The cost of sweatshops

Screenshot 2017-04-14 12.52.05Have you ever just stopped and thought about the ramifications of buying things?

Most people I know haven’t. The only thing they’ll stop to think about is maybe choosing something with the label “MADE IN THE USA” over something that is made in a foreign country. People don’t stop to think about the cute $5 t-shirt from H&M or Forever 21 beyond how much they adore it, or how much they hate it. Either way, people buying fast fashion brands don’t stop and think about how their shirt could have been made in a sweatshop in Cambodia where people were killed over asking for a salary that was less than $2000 a year.

Is it even that much of a surprise that there are people working in sweatshops anymore? Everyone knows that the Chinese factory workers putting together iPhones aren’t treated fairly. Everyone can assume when they see a tag on their clothing saying “Made in Thailand” or “Made in China” that the workers aren’t getting the best life. But what exactly is happening to them? What exactly is a sweatshop?

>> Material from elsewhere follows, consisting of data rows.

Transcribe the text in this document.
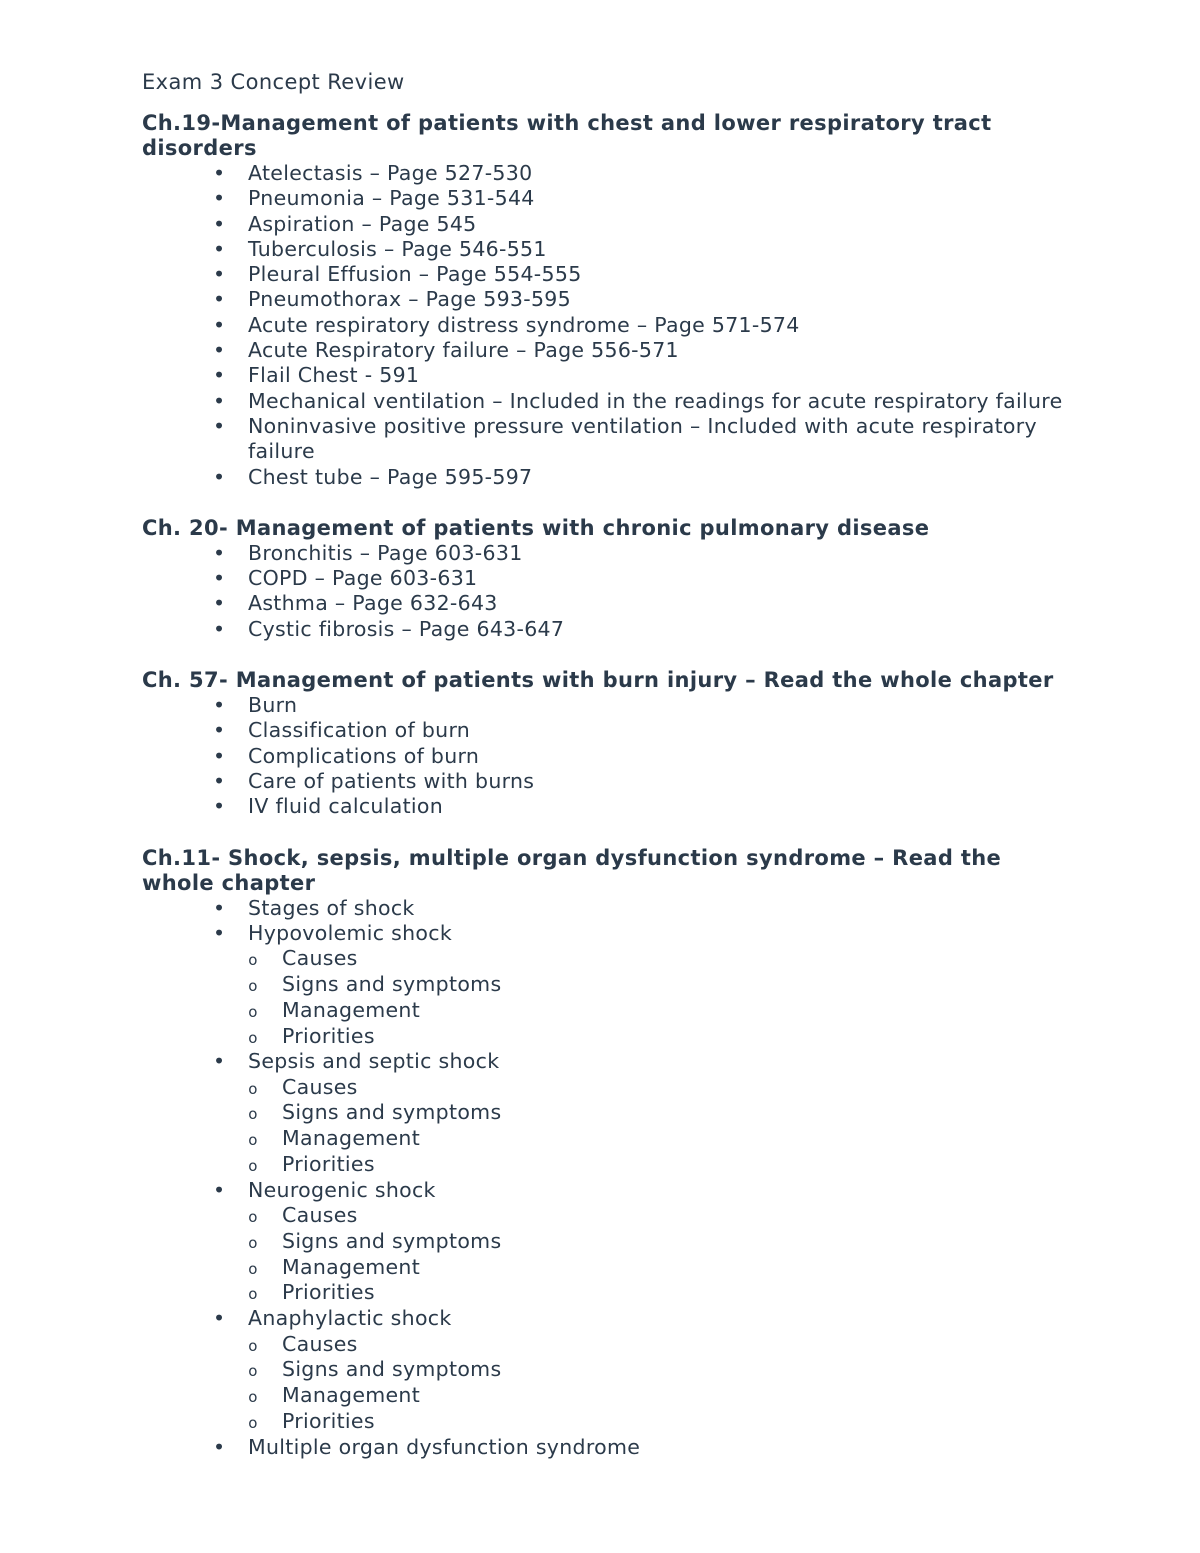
Exam 3 Concept Review
Ch.19-Management of patients with chest and lower respiratory tract disorders
• Atelectasis – Page 527-530
• Pneumonia – Page 531-544
• Aspiration – Page 545
• Tuberculosis – Page 546-551
• Pleural Effusion – Page 554-555
• Pneumothorax – Page 593-595
• Acute respiratory distress syndrome – Page 571-574
• Acute Respiratory failure – Page 556-571
• Flail Chest - 591
• Mechanical ventilation – Included in the readings for acute respiratory failure
• Noninvasive positive pressure ventilation – Included with acute respiratory failure
• Chest tube – Page 595-597
Ch. 20- Management of patients with chronic pulmonary disease
• Bronchitis – Page 603-631
• COPD – Page 603-631
• Asthma – Page 632-643
• Cystic fibrosis – Page 643-647
Ch. 57- Management of patients with burn injury – Read the whole chapter
• Burn
• Classification of burn
• Complications of burn
• Care of patients with burns
• IV fluid calculation
Ch.11- Shock, sepsis, multiple organ dysfunction syndrome – Read the whole chapter
• Stages of shock
• Hypovolemic shock
o Causes
o Signs and symptoms
o Management
o Priorities
• Sepsis and septic shock
o Causes
o Signs and symptoms
o Management
o Priorities
• Neurogenic shock
o Causes
o Signs and symptoms
o Management
o Priorities
• Anaphylactic shock
o Causes
o Signs and symptoms
o Management
o Priorities
• Multiple organ dysfunction syndrome
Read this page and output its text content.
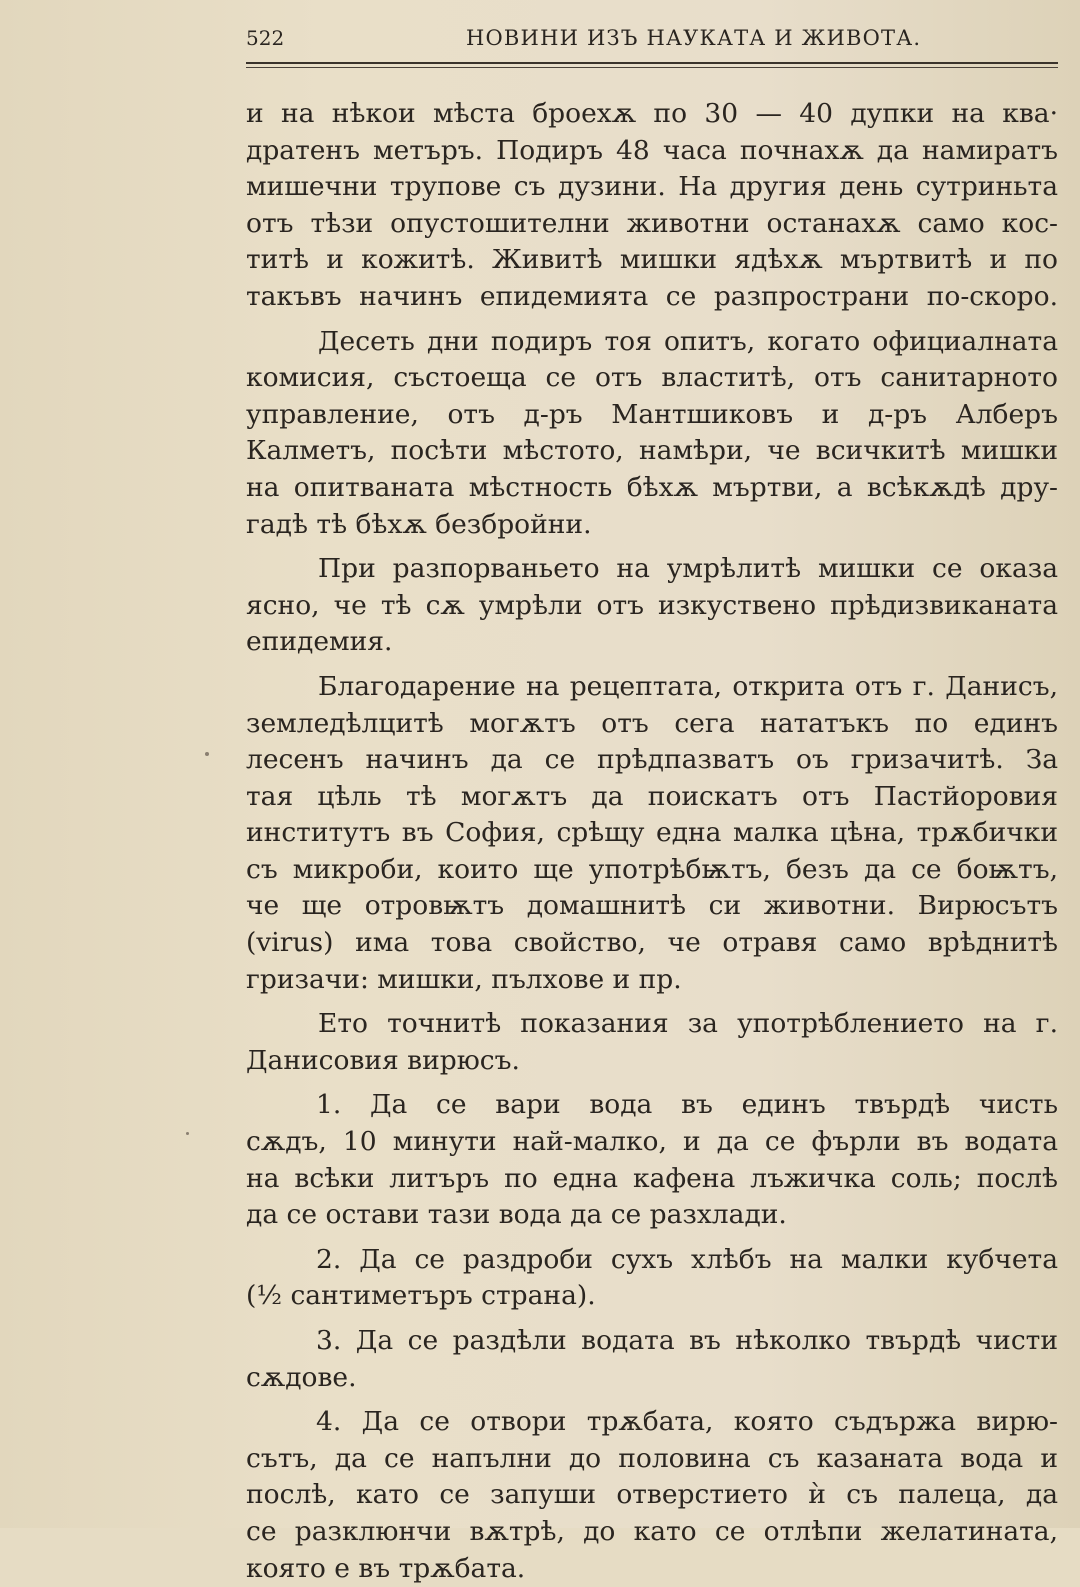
522	НОВИНИ ИЗЪ НАУКАТА И ЖИВОТА.
и на нѣкои мѣста броехѫ по 30 — 40 дупки на ква·
дратенъ метъръ. Подиръ 48 часа почнахѫ да намиратъ
мишечни трупове съ дузини. На другия день сутриньта
отъ тѣзи опустошителни животни останахѫ само кос-
титѣ и кожитѣ. Живитѣ мишки ядѣхѫ мъртвитѣ и по
такъвъ начинъ епидемията се разпространи по-скоро.
Десеть дни подиръ тоя опитъ, когато официалната
комисия, състоеща се отъ властитѣ, отъ санитарното
управление, отъ д-ръ Мантшиковъ и д-ръ Алберъ
Калметъ, посѣти мѣстото, намѣри, че всичкитѣ мишки
на опитваната мѣстность бѣхѫ мъртви, а всѣкѫдѣ дру-
гадѣ тѣ бѣхѫ безбройни.
При разпорваньето на умрѣлитѣ мишки се оказа
ясно, че тѣ сѫ умрѣли отъ изкуствено прѣдизвиканата
епидемия.
Благодарение на рецептата, открита отъ г. Данисъ,
земледѣлцитѣ могѫтъ отъ сега нататъкъ по единъ
лесенъ начинъ да се прѣдпазватъ оъ гризачитѣ. За
тая цѣль тѣ могѫтъ да поискатъ отъ Пастйоровия
институтъ въ София, срѣщу една малка цѣна, трѫбички
съ микроби, които ще употрѣбѭтъ, безъ да се боѭтъ,
че ще отровѭтъ домашнитѣ си животни. Вирюсътъ
(virus) има това свойство, че отравя само врѣднитѣ
гризачи: мишки, пълхове и пр.
Ето точнитѣ показания за употрѣблението на г.
Данисовия вирюсъ.
1. Да се вари вода въ единъ твърдѣ чисть
сѫдъ, 10 минути най-малко, и да се фърли въ водата
на всѣки литъръ по една кафена лъжичка соль; послѣ
да се остави тази вода да се разхлади.
2. Да се раздроби сухъ хлѣбъ на малки кубчета
(½ сантиметъръ страна).
3. Да се раздѣли водата въ нѣколко твърдѣ чисти
сѫдове.
4. Да се отвори трѫбата, която съдържа вирю-
сътъ, да се напълни до половина съ казаната вода и
послѣ, като се запуши отверстието ѝ съ палеца, да
се разклюнчи вѫтрѣ, до като се отлѣпи желатината,
която е въ трѫбата.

As defined by Do Something, a global activism company, sweatshops are places where the factory has violated two or more labor laws. These laws could be anything from child labor laws to working condition laws to docking pay for no good reason. Companies like Walmart and H&M use sweatshops because sweatshops produce a lot of clothing for cheap. People all around the world are being paid anywhere from $1 to $3 a day for a 9-to-twelve-hour workday.

Now before you get all up in arms and angry about the pay, remember that we aren’t the ones working the jobs. We, as Americans, have to recognize our privilege in having better options. For the majority of these people, there are only worse options. They could be working in the local mines, or on a poor farm, or, worst of all, not at all.

An article from the New York Times covered this topic really well. It interviewed the family of a 15-year-old factory worker whose father was proud of her. He said it was good money, and that he was worried about the factory closing down. This is what we have to conceder before the world takes action. We have to stop and think about the people actually affected, the workers.